What is OCR (Optical Character Recognition) software?
OCR software is used to recognize printed or written text characters. OCR software has been around for several decades and focuses primarily on converting text on a scanned page to machine-readable information.
Many OCR software vendors have expanded their core recognition capability to provide conversion of scanned documents into editable Word documents or conversion to searchable PDFs. OCR is different from data extraction, which involves locating specific data on a page.
OCR Software vs Data Extraction
OCR software is used to convert images of documents into text while advanced capture solutions are designed to reliably classify documents, and locate, extract and verify data.
Before and After OCR Software
Let’s look at an image of a document before OCR software is used to convert it to text.

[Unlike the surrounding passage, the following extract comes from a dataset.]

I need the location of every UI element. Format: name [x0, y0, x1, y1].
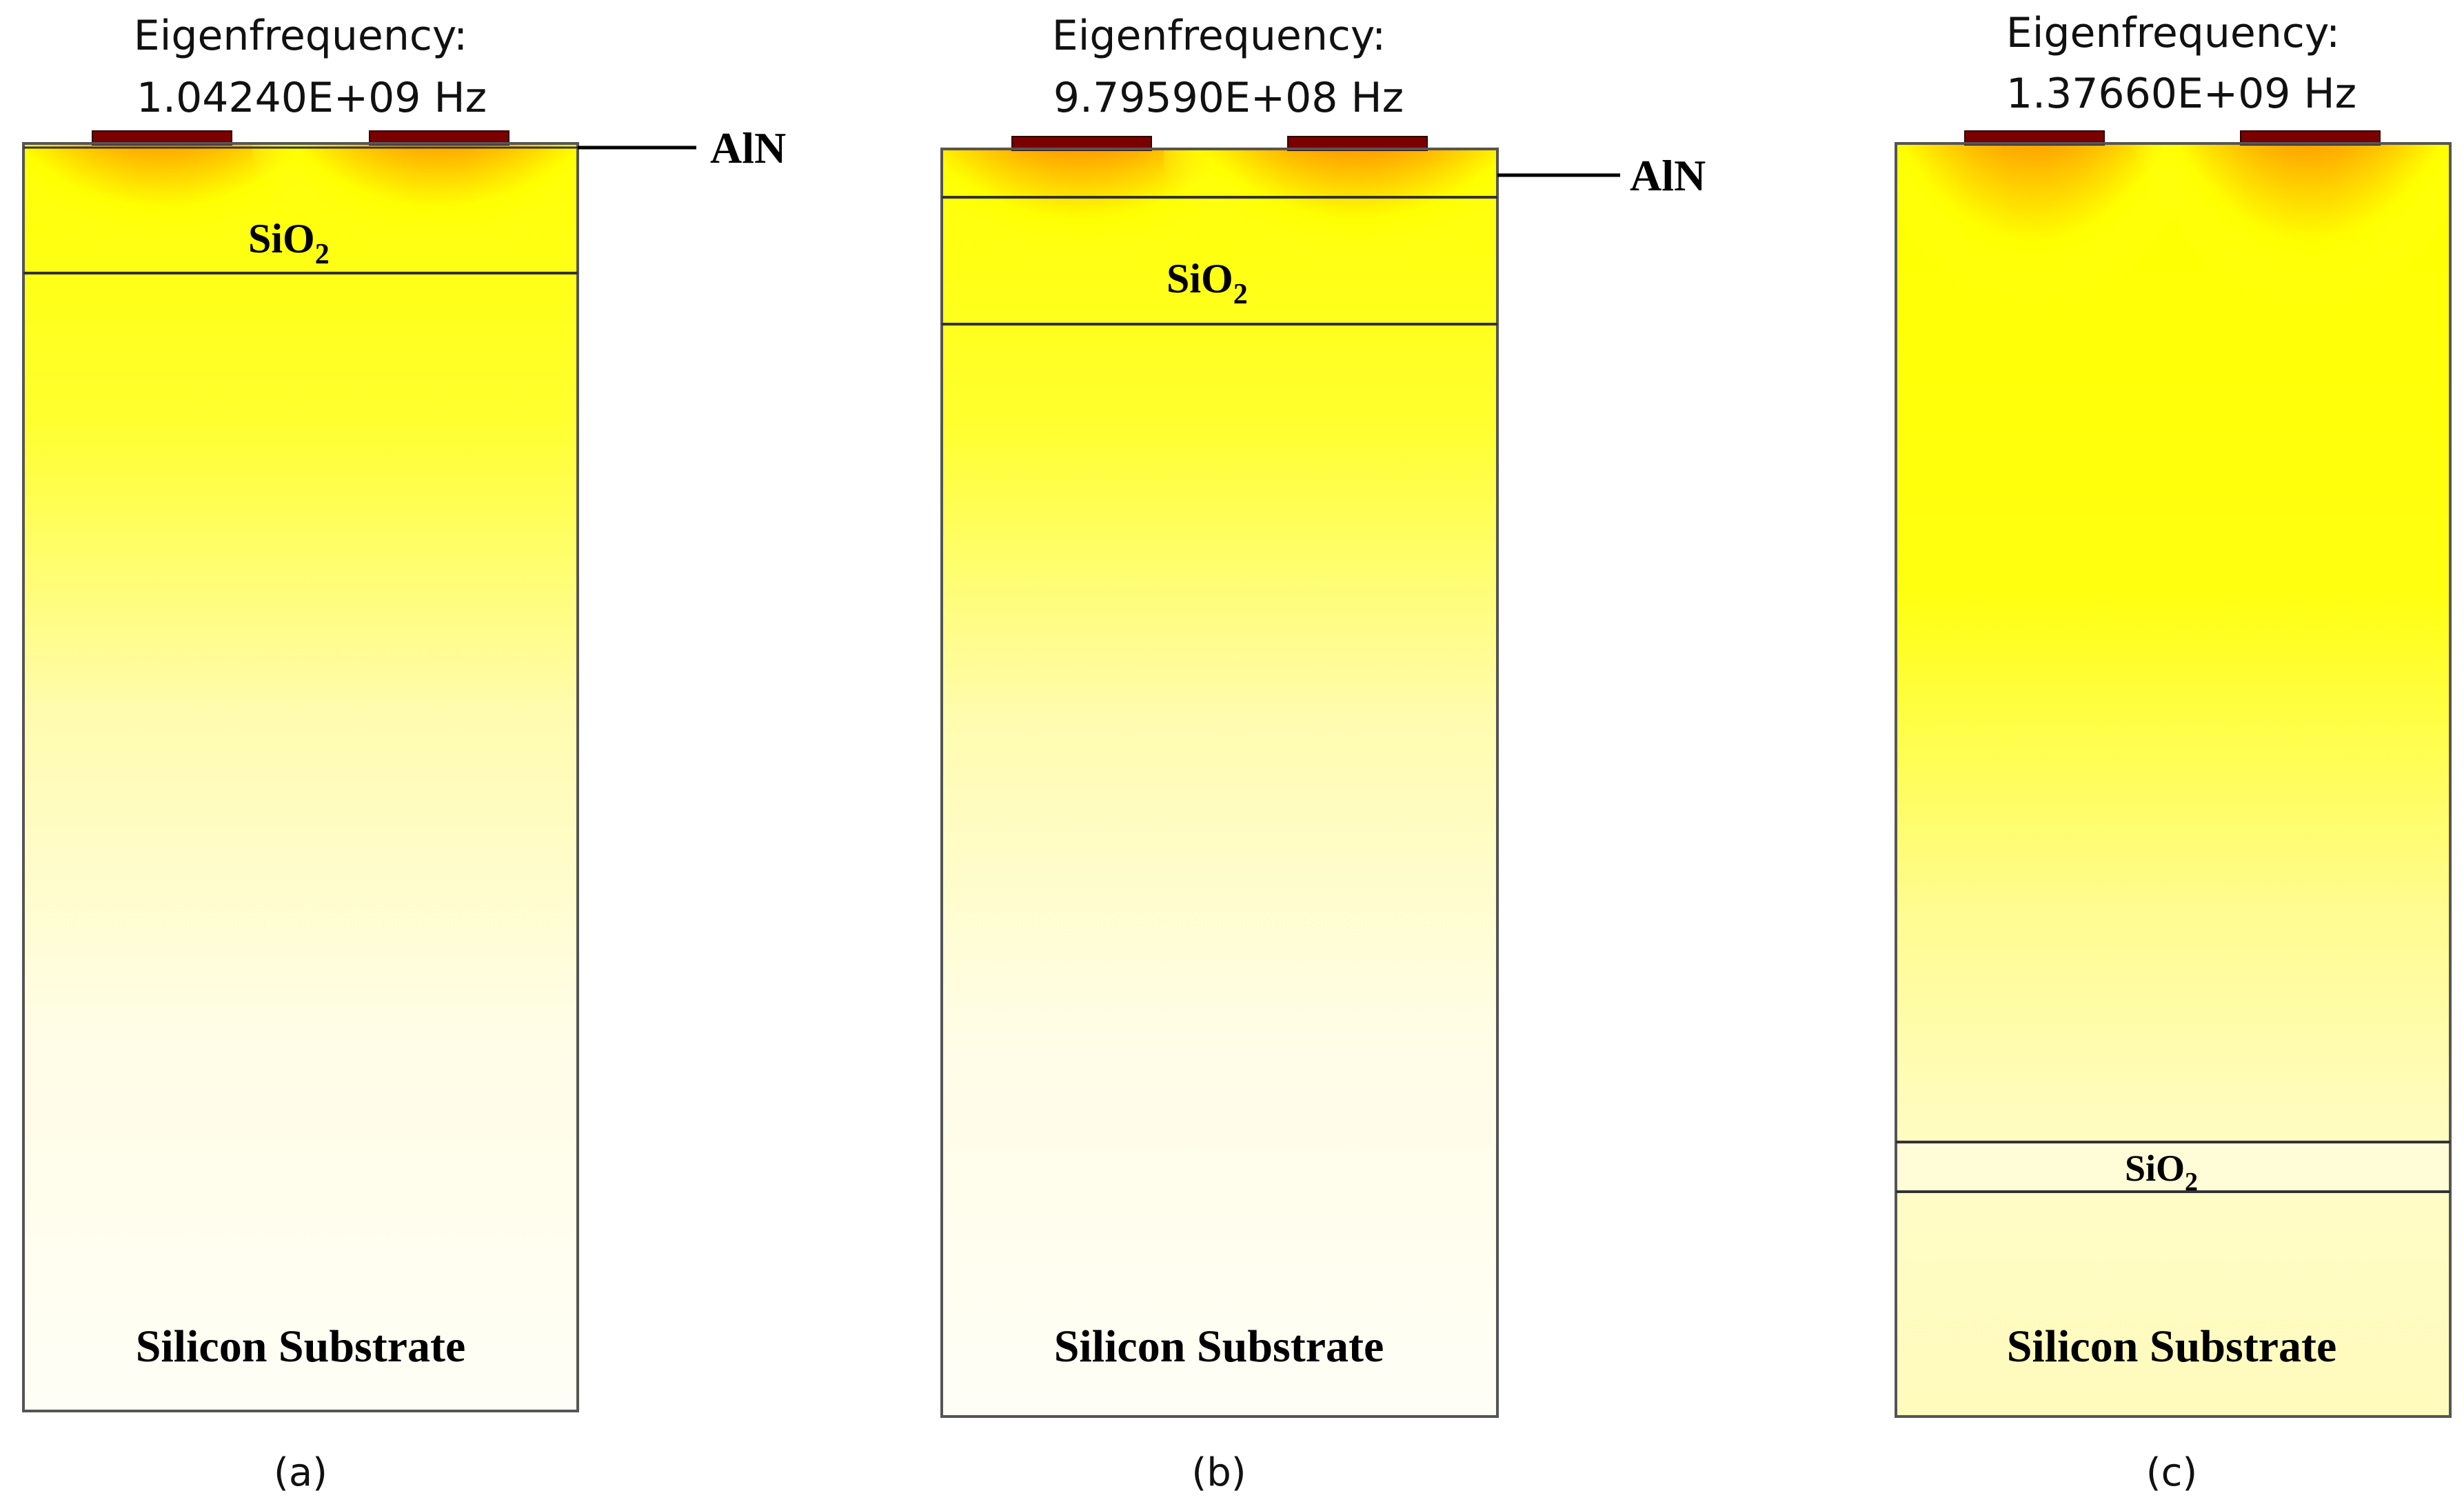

Converted Text Results from OCR
OCR software is used to convert images of documents into text where results at the character level can be close to 100 percent accurate. That level of accuracy sounds great, but what does this really mean?
As you can see from the example above, the results at the character-level (the “C” in OCR) look 100% accurate, but when we examine the results from a word level, there are approximately 14.5% errors after you divide the number of word errors by the total number of words.
For practical applications of OCR software, which include using text to aid with search, these errors are not necessarily a problem. After all, when searching for “change of control”, an instance where “ofcontrol” is not correctly separated may still be found. However, if you need to extract specific data that typically exist as a series of words, then an advance capture solution is necessary.
Advanced capture uses a variety of methods to locate required data that extend well beyond dictionary-based approaches including relative proximity of one data element to another and expected value patterns, among many others.